Finding when a file switches direction using awk

bflinchum · August 1, 2011, 11:31pm

Hi guys I have a file that is filled with x,y values:

0.000000 0.00129578
0.000191 0.00272187
0.000381 0.0125676
0.000572 0.0120014
0.000763 0.00203461
0.000954 0.00682248
0.001144 0.00202773
0.001335 0.000840523
0.001526 0.00451419

....5MB of that

I wanted to know if there is a way to modify this awk statement to find out when column two switches directions. What i mean is the number in column two will get bigger then start to get smaller. When this happens I want to print out the value of column one.

I used this to find the maximum value:

#awk ' { if ( $2 >= .9998 && $2 <= 1.0001 ) print $1 }' fileName.xy

I want to do something like this:

#awk ' { if ( [1 Row above $2]  >= $2 && [1 Row below $2] <= $2 ) print $1 }' fileName.xy

any ideas how to actually code/specify [1 Row above $2] and [1 Row below $2]?

agama · August 1, 2011, 11:51pm

This will print out the change point rows:

awk '
    NR == 1 { last = $2; last_row = $0; next; }
    {
        if( $2 < last )
        {
            printf( "%s\n", last_row );
            printf( "%s\n", $0 );
            exit( 0 );
        }

        last = $2;
        last_row = $0;
    }
' inputfile

If the input file is:

The output from the programme will be:

4 10
5 8

I think this is what you had in mind.
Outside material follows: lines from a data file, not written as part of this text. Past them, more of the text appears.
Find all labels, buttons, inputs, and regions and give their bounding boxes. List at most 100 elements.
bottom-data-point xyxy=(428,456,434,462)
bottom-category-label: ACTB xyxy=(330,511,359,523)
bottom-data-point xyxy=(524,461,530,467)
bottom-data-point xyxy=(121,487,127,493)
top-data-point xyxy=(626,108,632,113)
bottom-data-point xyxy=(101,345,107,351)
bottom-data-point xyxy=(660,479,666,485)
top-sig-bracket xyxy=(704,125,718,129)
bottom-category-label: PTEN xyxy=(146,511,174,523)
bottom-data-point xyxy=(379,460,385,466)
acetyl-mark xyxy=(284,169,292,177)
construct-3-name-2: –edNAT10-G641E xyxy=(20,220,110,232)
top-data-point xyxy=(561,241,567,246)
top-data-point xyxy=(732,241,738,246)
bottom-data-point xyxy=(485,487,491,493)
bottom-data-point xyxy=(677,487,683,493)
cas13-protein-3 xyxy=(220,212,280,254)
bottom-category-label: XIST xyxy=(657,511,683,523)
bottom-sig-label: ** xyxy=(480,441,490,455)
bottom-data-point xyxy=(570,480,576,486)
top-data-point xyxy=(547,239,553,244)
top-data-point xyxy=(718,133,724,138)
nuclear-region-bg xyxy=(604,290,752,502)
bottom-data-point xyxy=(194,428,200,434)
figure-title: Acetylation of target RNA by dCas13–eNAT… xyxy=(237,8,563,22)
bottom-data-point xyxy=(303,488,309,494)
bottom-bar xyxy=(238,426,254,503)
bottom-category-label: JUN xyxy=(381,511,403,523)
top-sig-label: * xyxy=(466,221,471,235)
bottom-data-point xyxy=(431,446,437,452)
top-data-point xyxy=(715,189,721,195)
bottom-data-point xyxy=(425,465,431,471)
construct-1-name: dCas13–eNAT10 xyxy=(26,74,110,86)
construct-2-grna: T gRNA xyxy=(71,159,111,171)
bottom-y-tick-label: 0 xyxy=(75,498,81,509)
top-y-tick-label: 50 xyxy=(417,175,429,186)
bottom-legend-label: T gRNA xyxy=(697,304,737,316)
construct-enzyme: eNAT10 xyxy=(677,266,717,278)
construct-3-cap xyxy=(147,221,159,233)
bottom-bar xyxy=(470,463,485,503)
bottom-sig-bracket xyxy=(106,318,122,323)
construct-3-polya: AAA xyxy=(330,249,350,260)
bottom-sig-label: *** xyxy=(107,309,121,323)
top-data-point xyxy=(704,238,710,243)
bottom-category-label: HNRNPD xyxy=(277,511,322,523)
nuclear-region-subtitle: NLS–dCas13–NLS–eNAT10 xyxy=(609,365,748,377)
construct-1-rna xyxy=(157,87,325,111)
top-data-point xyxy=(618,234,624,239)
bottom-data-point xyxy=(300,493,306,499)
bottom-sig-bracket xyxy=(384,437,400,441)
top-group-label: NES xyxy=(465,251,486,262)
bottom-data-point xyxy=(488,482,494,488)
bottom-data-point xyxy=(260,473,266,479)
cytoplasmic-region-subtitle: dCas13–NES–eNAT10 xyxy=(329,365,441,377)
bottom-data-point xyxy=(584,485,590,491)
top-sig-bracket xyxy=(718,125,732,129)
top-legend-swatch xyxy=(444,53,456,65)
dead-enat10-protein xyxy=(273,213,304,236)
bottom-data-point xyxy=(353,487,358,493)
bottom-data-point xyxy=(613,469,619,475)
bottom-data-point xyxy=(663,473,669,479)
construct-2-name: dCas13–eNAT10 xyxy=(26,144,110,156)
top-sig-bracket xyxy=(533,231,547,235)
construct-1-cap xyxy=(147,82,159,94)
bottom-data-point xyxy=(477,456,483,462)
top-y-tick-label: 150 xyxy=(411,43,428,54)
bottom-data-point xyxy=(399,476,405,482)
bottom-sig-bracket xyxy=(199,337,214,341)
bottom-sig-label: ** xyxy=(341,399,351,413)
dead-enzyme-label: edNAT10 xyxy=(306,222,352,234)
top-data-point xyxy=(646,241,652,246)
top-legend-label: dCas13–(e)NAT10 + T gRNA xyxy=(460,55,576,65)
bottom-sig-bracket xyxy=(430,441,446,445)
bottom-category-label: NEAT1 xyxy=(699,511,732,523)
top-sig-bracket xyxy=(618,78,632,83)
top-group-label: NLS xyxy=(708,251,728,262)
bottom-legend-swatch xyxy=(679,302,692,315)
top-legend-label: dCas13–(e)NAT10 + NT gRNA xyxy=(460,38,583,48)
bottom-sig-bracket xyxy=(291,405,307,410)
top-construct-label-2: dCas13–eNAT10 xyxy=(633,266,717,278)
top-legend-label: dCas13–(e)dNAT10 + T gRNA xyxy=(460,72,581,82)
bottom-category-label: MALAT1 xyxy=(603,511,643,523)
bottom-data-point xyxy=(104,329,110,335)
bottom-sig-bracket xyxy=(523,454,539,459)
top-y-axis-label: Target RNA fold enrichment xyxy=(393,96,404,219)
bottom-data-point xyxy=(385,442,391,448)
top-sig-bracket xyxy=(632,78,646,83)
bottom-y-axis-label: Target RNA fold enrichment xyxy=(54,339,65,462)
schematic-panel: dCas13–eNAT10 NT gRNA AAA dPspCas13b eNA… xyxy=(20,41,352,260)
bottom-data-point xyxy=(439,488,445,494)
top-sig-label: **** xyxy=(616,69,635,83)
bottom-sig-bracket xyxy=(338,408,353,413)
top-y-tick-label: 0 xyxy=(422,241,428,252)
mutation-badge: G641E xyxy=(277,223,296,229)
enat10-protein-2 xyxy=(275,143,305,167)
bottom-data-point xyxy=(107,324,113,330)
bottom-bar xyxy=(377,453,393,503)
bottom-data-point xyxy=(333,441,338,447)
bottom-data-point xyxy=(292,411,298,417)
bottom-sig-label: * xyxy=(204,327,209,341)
It will handle floating point numbers as well, my simple test was just that: simple.

rdcwayx · August 2, 2011, 1:10am

awk 'NR==1{last=$2;last_row=$1;getline;cur=$2;cur_row=$1;next} 
     {if (last>=cur&&$2<=cur) print cur_row; 
      last=cur;last_row=cur_row;cur=$2;cur_row=$1}' infile

bflinchum · August 2, 2011, 3:12pm

Niether of them worked; the problem was it seemed to pick random points not the peaks (I plotted them using GMT).

Instead of accepting defeat can I trouble you for a little explanation, if I understood the logic a little better I think I could tweak it. I am still new at awk but my professor loves it, and the more I use it the more I realize how powerful it actually is.

awk 'NR==1{last=$2;lost_row=$1;getline;cur=$2;cur_row=$1;next}

This is the part I don't quite understand. What exactly does NR == 1 accomplish? Your setting the number of rows equal to one? does a ';' seperate commands? So you set last equal to column 2, lost_row equal to column one.
Why do your run a getline? I looked it up and it is defined as:
getline - returns 1 if it finds a record, and 0 if the end of the file is encountered

Anyways I get the feeling that $1 and $2 are now rows above and below not columns?

  {if (last>=cur&&$2<=cur) print cur_row; 
      last=cur;last_row=cur_row;cur=$2;cur_row=$1}' infile

This part logically makes sense, and this is what I am trying to accomplish.

alister · August 2, 2011, 3:36pm

Some special variables that AWK sets for each record (usually a line) that it reads:

NR = record number (by default the record separator, RS, is a newline, so NR is often the current line number). NR==1 {...} means to execute the commands in braces if this is the first record that AWK is processing.

NF = after field splitting, the number of fields (columns) in the current record.

$1 = the value of the first field

$2 = the value of the second field

$NF = the value of the last field.

Regards,
Alister

bflinchum · August 2, 2011, 4:20pm

So that makes sense. I played around with it and have a data set that looks like:

 1	2	3	4	5	6	7
12	4	5	0	8	5	4
12	98	7	675	98	89	98

if I:

awk 'NR==3 {print $2}' file1.txt

I get 98. if I make NR == 2 i get 4.

So is there a way to check run an if statement with NR-1?

I want to compare the value directly above and below it?

awk ' { if ( [NR-1, $2]  <= $2 && [NR+1, $2] <= $2 ) print $1 }' fileName.xy

I need to specify that location make sense? there is a numeric value one row above (NR-1) and in field 2 (which I abbreviated as [NR-1,$2] ) that I want to compare to the current row NR and field 2 (abbreviated $2).

is there a way to specify that in awk?

Once again so grateful for the responses!

rdcwayx · August 2, 2011, 8:56pm

In your request, you need three lines compare with, so need record the previous two lines each time.

NR==1{last=$2;last_row=$1;getline;cur=$2;cur_row=$1;next} will read the first two lines. getline will jump to next line easily within one line code.

If I write by this way, you will easily understand

NR==1{last=$2;last_row=$1} 
NR==2{cur=$2;cur_row=$1}

The rest code will start from line 3 which you already understood.

Test from your sample data, my code is fine. If there are any problems, you need paste some real data for test.

bflinchum · August 2, 2011, 9:24pm

Ok i tinkered with it and it makes sense now! Thank you so much. I think I will use that trick quite a bit.